No inpainting detected. This oil on board has not been removed from
its original framing, which has some minor nicks and chips.
Dimensions:
Board area measures 10 inches by 7.25 inches, where as frame measures
2.25 inches thick.
Notes:
Per Edan Hughes, Langdon Smith (1870-1959) was born in Massachusetts
on June 12, 1870. Smith was a small boy when his family migrated
to Denver and, shortly thereafter, to Pasadena. After studying at
the Los Angeles School of Art & Design (he taught there in 1910),
he went east in 1895 and found employment as an illustrator with
the New York Herald. After two years, the lure of the outdoors called
him back to California and between 1905-06 he was a working partner
in the stage coach line between Mojave and Olancha (CA). After the
turn of the century, his career as an illustrator zoomed and between
1907-12 he produced 22 covers for West Coast Magazine as well as
many book illustrations.

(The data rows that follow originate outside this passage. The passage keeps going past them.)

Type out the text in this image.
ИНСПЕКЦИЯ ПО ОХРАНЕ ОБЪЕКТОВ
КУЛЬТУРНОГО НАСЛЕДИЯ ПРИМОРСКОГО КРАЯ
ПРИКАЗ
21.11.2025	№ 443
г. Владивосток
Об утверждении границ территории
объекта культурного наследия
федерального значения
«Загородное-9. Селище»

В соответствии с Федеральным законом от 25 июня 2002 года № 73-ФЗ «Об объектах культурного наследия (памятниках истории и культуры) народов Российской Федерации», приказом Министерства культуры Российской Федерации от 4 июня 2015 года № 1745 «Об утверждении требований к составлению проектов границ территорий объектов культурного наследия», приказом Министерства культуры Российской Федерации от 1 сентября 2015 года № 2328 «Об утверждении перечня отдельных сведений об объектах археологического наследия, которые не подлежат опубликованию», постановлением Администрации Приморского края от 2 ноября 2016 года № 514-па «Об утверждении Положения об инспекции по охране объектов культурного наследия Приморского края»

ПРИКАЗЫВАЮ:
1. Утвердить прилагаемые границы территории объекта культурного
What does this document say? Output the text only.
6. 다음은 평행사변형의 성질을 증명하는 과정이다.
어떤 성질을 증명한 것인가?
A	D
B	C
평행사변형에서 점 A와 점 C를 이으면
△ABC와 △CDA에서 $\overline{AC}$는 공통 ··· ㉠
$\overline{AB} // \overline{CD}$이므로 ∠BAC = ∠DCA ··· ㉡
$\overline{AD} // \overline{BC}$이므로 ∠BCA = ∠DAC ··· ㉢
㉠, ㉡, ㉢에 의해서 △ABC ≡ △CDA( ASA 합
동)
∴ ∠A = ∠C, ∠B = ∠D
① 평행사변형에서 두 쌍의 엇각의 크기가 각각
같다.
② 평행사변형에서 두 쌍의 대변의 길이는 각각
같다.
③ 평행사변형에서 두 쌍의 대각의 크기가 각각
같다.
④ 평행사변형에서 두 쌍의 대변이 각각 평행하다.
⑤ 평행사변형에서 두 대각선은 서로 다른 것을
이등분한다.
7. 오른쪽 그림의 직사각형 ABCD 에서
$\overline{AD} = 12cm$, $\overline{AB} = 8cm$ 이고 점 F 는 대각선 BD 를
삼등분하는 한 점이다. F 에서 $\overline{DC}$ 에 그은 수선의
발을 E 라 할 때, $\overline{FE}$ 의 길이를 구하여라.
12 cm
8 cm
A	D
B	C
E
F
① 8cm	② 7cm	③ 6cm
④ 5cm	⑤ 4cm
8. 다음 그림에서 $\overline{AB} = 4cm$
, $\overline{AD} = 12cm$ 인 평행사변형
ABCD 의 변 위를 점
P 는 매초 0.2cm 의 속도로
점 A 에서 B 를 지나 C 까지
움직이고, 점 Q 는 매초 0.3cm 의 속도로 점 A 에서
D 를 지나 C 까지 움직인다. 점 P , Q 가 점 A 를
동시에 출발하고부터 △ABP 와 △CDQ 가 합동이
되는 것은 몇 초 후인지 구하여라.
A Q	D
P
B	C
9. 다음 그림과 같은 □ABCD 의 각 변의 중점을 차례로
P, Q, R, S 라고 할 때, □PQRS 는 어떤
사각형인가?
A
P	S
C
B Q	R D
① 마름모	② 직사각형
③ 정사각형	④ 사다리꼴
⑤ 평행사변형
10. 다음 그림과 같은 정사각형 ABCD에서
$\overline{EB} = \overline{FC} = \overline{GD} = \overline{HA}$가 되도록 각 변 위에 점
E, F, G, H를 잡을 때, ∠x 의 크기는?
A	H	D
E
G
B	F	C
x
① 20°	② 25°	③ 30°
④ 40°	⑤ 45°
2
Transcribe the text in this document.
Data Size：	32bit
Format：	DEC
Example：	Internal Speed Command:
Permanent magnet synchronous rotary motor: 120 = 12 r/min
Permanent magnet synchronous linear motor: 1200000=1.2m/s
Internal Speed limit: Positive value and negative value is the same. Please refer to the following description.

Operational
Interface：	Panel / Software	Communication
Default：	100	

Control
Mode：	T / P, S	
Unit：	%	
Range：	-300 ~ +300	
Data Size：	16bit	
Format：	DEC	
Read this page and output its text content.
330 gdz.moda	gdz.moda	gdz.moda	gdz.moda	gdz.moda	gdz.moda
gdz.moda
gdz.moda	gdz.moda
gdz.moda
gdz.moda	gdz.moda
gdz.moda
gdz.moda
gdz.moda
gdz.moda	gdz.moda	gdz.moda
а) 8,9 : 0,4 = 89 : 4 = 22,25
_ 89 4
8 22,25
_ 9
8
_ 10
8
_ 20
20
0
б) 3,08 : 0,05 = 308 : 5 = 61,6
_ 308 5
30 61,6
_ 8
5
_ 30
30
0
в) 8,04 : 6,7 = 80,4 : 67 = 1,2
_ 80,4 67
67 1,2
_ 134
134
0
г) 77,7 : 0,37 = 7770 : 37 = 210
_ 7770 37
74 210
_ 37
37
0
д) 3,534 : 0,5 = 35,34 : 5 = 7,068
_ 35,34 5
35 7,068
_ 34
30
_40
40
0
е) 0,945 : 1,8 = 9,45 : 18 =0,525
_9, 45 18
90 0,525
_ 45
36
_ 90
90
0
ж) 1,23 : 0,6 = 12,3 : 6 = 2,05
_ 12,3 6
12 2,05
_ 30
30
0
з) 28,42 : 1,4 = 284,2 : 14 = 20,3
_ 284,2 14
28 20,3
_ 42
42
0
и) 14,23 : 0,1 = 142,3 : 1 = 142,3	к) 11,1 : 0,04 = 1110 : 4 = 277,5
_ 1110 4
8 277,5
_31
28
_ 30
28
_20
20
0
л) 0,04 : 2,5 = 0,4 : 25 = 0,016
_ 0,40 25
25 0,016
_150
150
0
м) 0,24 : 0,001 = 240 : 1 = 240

Beginning in 1915 winters were spent in
his studio in Los Angeles and the rest of the year in northern California
in the small town of Forest City in the Sierra Nevada where he engaged
in gold mining and painting. In 1959, he was taken to the Miner's
Hospital in Grass Valley with an intestinal disorder and died a
few months later on September 9. Smith recorded in oil, watercolor,
and pen-and-ink the last of the Old West, mining scenes, and early
California. His drawings of cowboys compare favorably with those
by Ed Borein. He exhibited Alaska-Yukon Expo (Seattle), 1909.